LED
Elements of LED technology
Generation of light
In an LED lamp (light-emitting diode) there are, besides negative electrons (-), the positive charges (+). These opposing charges generate, upon their neutralisation, visible light and heat. The LED energy balance is approximately 20% light and 80% heat, i.e. there is hardly any heat radiation in the form of IR light.
The heat produced must, however, be discharged from the semi-conductor material elsewhere, by means of active or passive cooling.
That LED technology does
not involve any thermal load for the luminaire system is, therefore, not correct.
Colour temperature of light
There are two LED type classes: one for ‘warm’ and one for ‘cold’ LED colour temperatures
How is white light produced?
There are two practices applied for generating white light from coloured LEDs.
With the first variant, the light of a blue LED is converted into white light with the help of a conversion layer (mostly phosphorus). The second possibility is the RGB principle and in this case red, green and blue LEDs are mixed to produce white light.
Binning
The method for the formation of colour classes and light flux classes in LED production is called ‘binning’.
A ‘bin’ comprises several LEDs of approximately identical light colour temperature and/or identical light fluxes. Quality-orientated producers design their bins on a very narrow-mesh basis in order to keep the variance of colour temperatures within one bin as low as possible. Binning is a time-consuming and costly process – quality has its price.
Dimmability
LED equipment can be dimmed easily and its colour temperatures (in the case of RGB LEDs) are infinitely adjustable. With this characteristic they provide new approaches for dynamic lighting concepts.
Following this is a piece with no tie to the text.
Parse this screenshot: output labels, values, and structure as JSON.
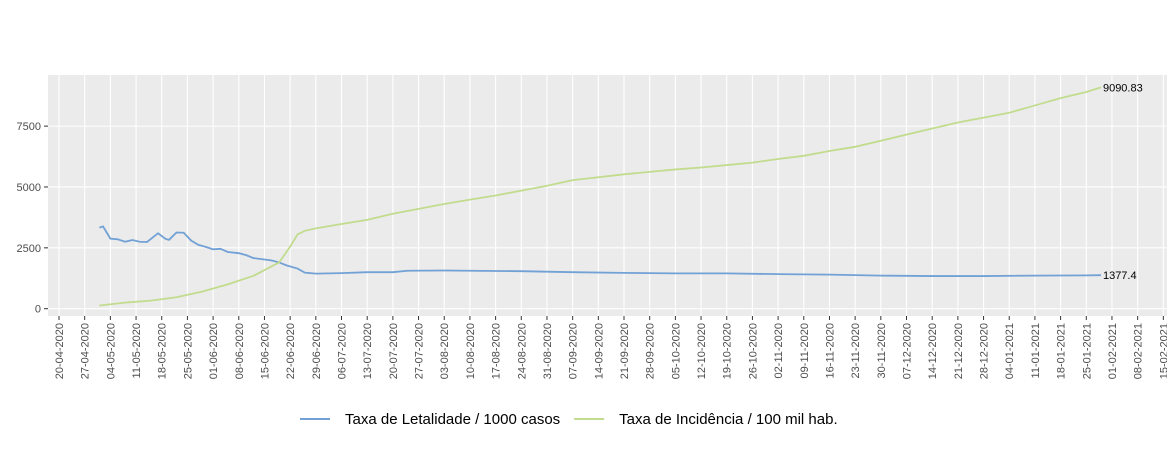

In addition, the full luminous flux of the LED is immediately available upon switching-on, while a discharge lamp only reaches 100% of the output with increasing heating.
Temperatur chacteristic and product life
The light flux of an LED rises almost linearly with the power consumption. Unlike an HIT lamp which, with increasing heating up also emits more light, the light flux of the LED drops off with increasing heating up, as does the product life.
The mean product life of the LED chip, often stated as being 100,000 hrs, plays only a subordinate role in lighting practice. What is important here is the definition of the drop in the light flux over the service life of an LED. This results in real effective product lives of 35,000 – 50,000 hours. In order to achieve this target value, good heat management is an absolutely essential prerequisite.
Brilliance
To produce brilliance, point-shaped light sources are required. With an overcast sky and fog high illuminance can in fact be measured, but overall a diffuse light distribution suppresses any brilliance.
Conventional lamps using halogen/and HID technology have a narrowly defined light centre and are particularly suited to producing brilliants cones of light via exact reflectors.
LED units of higher lumen packages have, in comparison with these point-shaped light sources, as a rule, larger effective reflex surfaces. Seen from this point of view, reflector development also needs to be adjusted to this form of light generation.